Tertiary syphilis. At this stage, it can cause serious damage to the body. It affects many tissues of the body, such as the bone, skin and mucosal surfaces, and can go on to affect important body systems like nerves and the heart.

But for such a potentially destructive disease, treatment couldn’t be more straight forward. Penicillin. An antibiotic we’ve known about for the best part of 100 years.

Syphilis is still in relatively small numbers in the UK, although the recent news reports suggest that this may be changing. Still, if you’re worried that you might have this, or any other sexually transmitted disease (STD), please got to your local GUM clinic, or have a chat to your doctor. Remember that some STDs may not have any symptoms.

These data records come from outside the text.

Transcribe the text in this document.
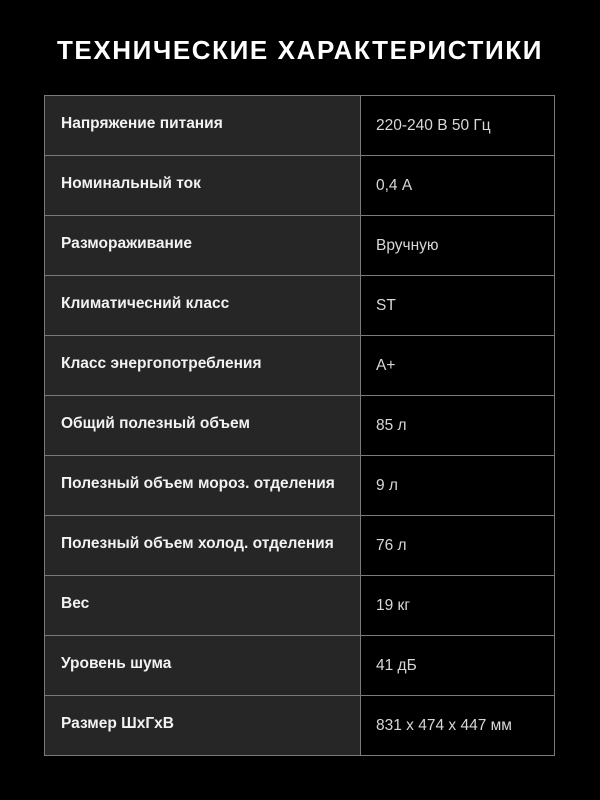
ТЕХНИЧЕСКИЕ ХАРАКТЕРИСТИКИ
Напряжение питания	220-240 В 50 Гц
Номинальный ток	0,4 А
Размораживание	Вручную
Климатичесний класс	ST
Класс энергопотребления	А+
Общий полезный объем	85 л
Полезный объем мороз. отделения	9 л
Полезный объем холод. отделения	76 л
Вес	19 кг
Уровень шума	41 дБ
Размер ШхГхВ	831 х 474 х 447 мм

But it’s not all doom and gloom! Many diseases can be tested for with simple, painless tests, and treated effectively.

J x

Birmingham Mail jumps on Syphilis bandwagon

25 03 2010

Oh dear.

Heard via Twitter that my local paper, the Birmingham Mail, had added a local spin on the Syphilis story [edit 26/3: story removed following request from Birmingham University] we are all watching with bated breath. In it, was information from an outreach officer at Birmingham. This time, it was one teensy, seeminlg innocuous statement which raised a few questions:

“In Birmingham, Ms Hyland said a 2,000 per cent increase in reports of syphilis had been logged in 2007, according to figures from the Heartlands Clinic.”

Now, not one to let things like this slip by, I dropped My Hyland an email. I had an incredibly swift response from her.

It seems she had nothing to do with the figures reported, and is trying to contact the paper and clarify the situation at the moment. She said she was upset by it all, and said that “I never said I was an expert and the figures are nowhere near what have been published! Figures can be obtained from the Health Protection Agency, and the rise of syphilis is nowhere near that of say, herpes or warts. ”

She let me know that she had been told by a masters student who had worked in a Birmingham GU clinic that ” there was a massive increase in syphilis and that babies were being born with the condition, that the disease was becoming resistant to antibiotics so their figures may well be above average the UK average.”

So where did the data come from? A two thousand percent increase is surly not just plucked from thin air…?

Update (14.55.):: Just heard the following from Ms Hyland “I (julia hyland) did not claim to be an expert in this field and the figures quoted did not come from me, I have called the Evening Mail they told me their figures came from Heartlands.”